Bien sûr, la France n’est pas seule dans ce cas : la déréliction du rêve européen pousse tous ses amis de la bannière au cercle étoilé à la production de comédies de plus en plus recentrées sur leurs particularismes nationaux, voire locaux. Si exception culturelle il y a, c’est bien dans cette profusion dispendieuse, à grosses pertes, entièrement bâtie sur une généralité autrement plus dangereuse (comédie = brouzoufs) dont les limites viennent de voler en éclats.

Choc des cultures et / ou des générations, comédies romantiques, adaptations de best-sellers, ego trips mal digérés (coucou, Nicolas Bedos et Guillaume Galienne), tous ces genres usés jusqu’à la corde et trop rarement réfléchis se sont quasiment tous fédérés cette année autour de la MÊME structure : le personnage principal (re)découvre une nouvelle vie, y goûte avec concupiscence, fait une grosse connerie (généralement, un mensonge) qui remet tout en perspective, offre amende honorable et love is all.

N’oublions pas la morale – très important, la morale, surtout quand on se targue d’inclure des personnages “borderline“ : l’argent ne fait pas forcément le bonheur, même si c’est quand même cool (Paris à tout prix, Un prince (presque) charmant – scénarisé par le pied gauche de Luc Besson, celui qui a encore une conscience politique) ; le métal, c’est quand même vachement mieux avec de la pop dedans (Pop Redemption avec Julien Doré) ; la famille c’est quand même super, au-delà de nos différences (Sous le figuier, Une chanson pour ma mère, Demi-sœur…) ; la crise de la quarantaine / cinquantaine, ça ne mange pas de pain (Le Grand Méchant Loup, le pamphlet droitier décomplexé Le Cœur des hommes 3) ; les vieux racistes sont finalement plutôt sympas, surtout quand ils vendent du shit (Paulette, 12 ans d’âge)…

Autant d’enseignements édifiants hérités d’une vision centriste molle (malgré la caution “de gauche“ autoproclamée de films comme La Fille du 14 Juillet ou l’inénarrable Doutes), qui sourit à l’intolérance des beaufs comme aux excentricités des marginaux tant que tout le monde finit par rentrer dans la norme.

Cette détestation (inconsciente, restons optimiste) de tout ce qui est différent agit comme un rouleau-compresseur sur les esprits a priori libres.

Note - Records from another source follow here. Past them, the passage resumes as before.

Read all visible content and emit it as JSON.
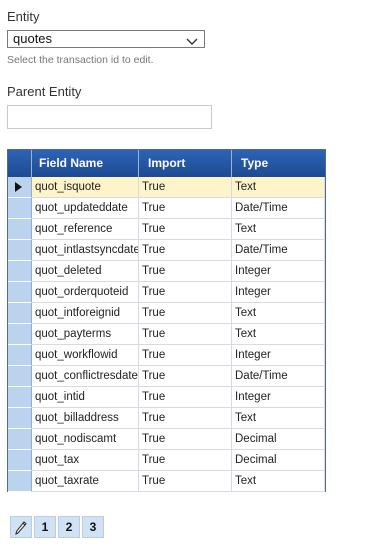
{
  "entity_label": "Entity",
  "entity_value": "quotes",
  "entity_hint": "Select the transaction id to edit.",
  "parent_label": "Parent Entity",
  "parent_value": "",
  "grid": {
    "columns": [
      "Field Name",
      "Import",
      "Type"
    ],
    "rows": [
      {
        "field": "quot_isquote",
        "import": "True",
        "type": "Text"
      },
      {
        "field": "quot_updateddate",
        "import": "True",
        "type": "Date/Time"
      },
      {
        "field": "quot_reference",
        "import": "True",
        "type": "Text"
      },
      {
        "field": "quot_intlastsyncdate",
        "import": "True",
        "type": "Date/Time"
      },
      {
        "field": "quot_deleted",
        "import": "True",
        "type": "Integer"
      },
      {
        "field": "quot_orderquoteid",
        "import": "True",
        "type": "Integer"
      },
      {
        "field": "quot_intforeignid",
        "import": "True",
        "type": "Text"
      },
      {
        "field": "quot_payterms",
        "import": "True",
        "type": "Text"
      },
      {
        "field": "quot_workflowid",
        "import": "True",
        "type": "Integer"
      },
      {
        "field": "quot_conflictresdate",
        "import": "True",
        "type": "Date/Time"
      },
      {
        "field": "quot_intid",
        "import": "True",
        "type": "Integer"
      },
      {
        "field": "quot_billaddress",
        "import": "True",
        "type": "Text"
      },
      {
        "field": "quot_nodiscamt",
        "import": "True",
        "type": "Decimal"
      },
      {
        "field": "quot_tax",
        "import": "True",
        "type": "Decimal"
      },
      {
        "field": "quot_taxrate",
        "import": "True",
        "type": "Text"
      }
    ],
    "selected_index": 0
  },
  "pager": {
    "edit_icon": "pencil-icon",
    "pages": [
      "1",
      "2",
      "3"
    ]
  },
  "colors": {
    "header": "#2e63b6",
    "selected_row": "#fdf5c9",
    "selector": "#bcd3ee"
  }
}
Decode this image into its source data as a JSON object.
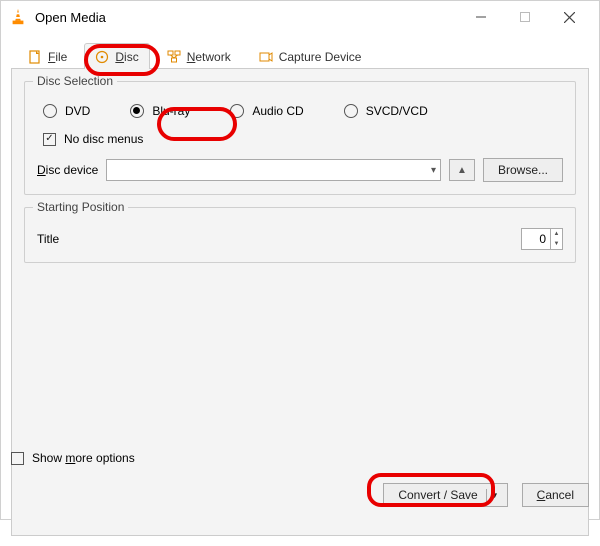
{
  "window": {
    "title": "Open Media",
    "minimize_tip": "Minimize",
    "maximize_tip": "Maximize",
    "close_tip": "Close"
  },
  "tabs": {
    "file_prefix": "F",
    "file_rest": "ile",
    "disc_prefix": "D",
    "disc_rest": "isc",
    "network_prefix": "N",
    "network_rest": "etwork",
    "capture_full": "Capture Device"
  },
  "disc_selection": {
    "legend": "Disc Selection",
    "dvd": "DVD",
    "bluray": "Blu-ray",
    "audiocd": "Audio CD",
    "svcd": "SVCD/VCD",
    "no_menus": "No disc menus",
    "no_menus_checked": true,
    "bluray_selected": true,
    "device_label_prefix": "D",
    "device_label_rest": "isc device",
    "device_value": "",
    "eject_tip": "Eject",
    "browse": "Browse..."
  },
  "starting_position": {
    "legend": "Starting Position",
    "title_label": "Title",
    "title_value": "0"
  },
  "footer": {
    "more_prefix": "Show ",
    "more_mid": "m",
    "more_rest": "ore options",
    "more_checked": false,
    "convert": "Convert / Save",
    "cancel_prefix": "C",
    "cancel_rest": "ancel"
  }
}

Alain Chabat n’est plus que l’ombre de lui-même dans Turf et Les Gamins, Joey Starr, avec son combo Max / La Marque des Anges (la tentation d’inclure ce dernier film dans le rayon “comédie“ était énorme), donne la sinistre impression qu’il n’en a strictement plus rien à foutre, Eric Judor entache sa réinsertion amorcée avec Platane et les films de Quentin Dupieux en se commettant dans le pas possible Mohamed Dubois, Corinne Masiero est humiliée avec une hargne quasi vengeresse dans Les Reines du Ring

Comme si, désormais, la comédie française cherchait à punir tous les impudents qui auraient osé, un jour, ne pas être dans le rang.

Les fameux décalés, eux, se satisfont uniquement de l’entre-soi. Ils n’ont même pas besoin des éructations hallucinées de Frédéric Bonnaud, à deux doigts d’insulter les lecteurs des Inrocks pour crime de lèse-majesté (ne pas avoir suffisamment honoré Tirez la langue, mademoiselle et Tip Top en salles obscures) dans un édito de troublante mémoire. Ils n’existent que par et pour eux-mêmes.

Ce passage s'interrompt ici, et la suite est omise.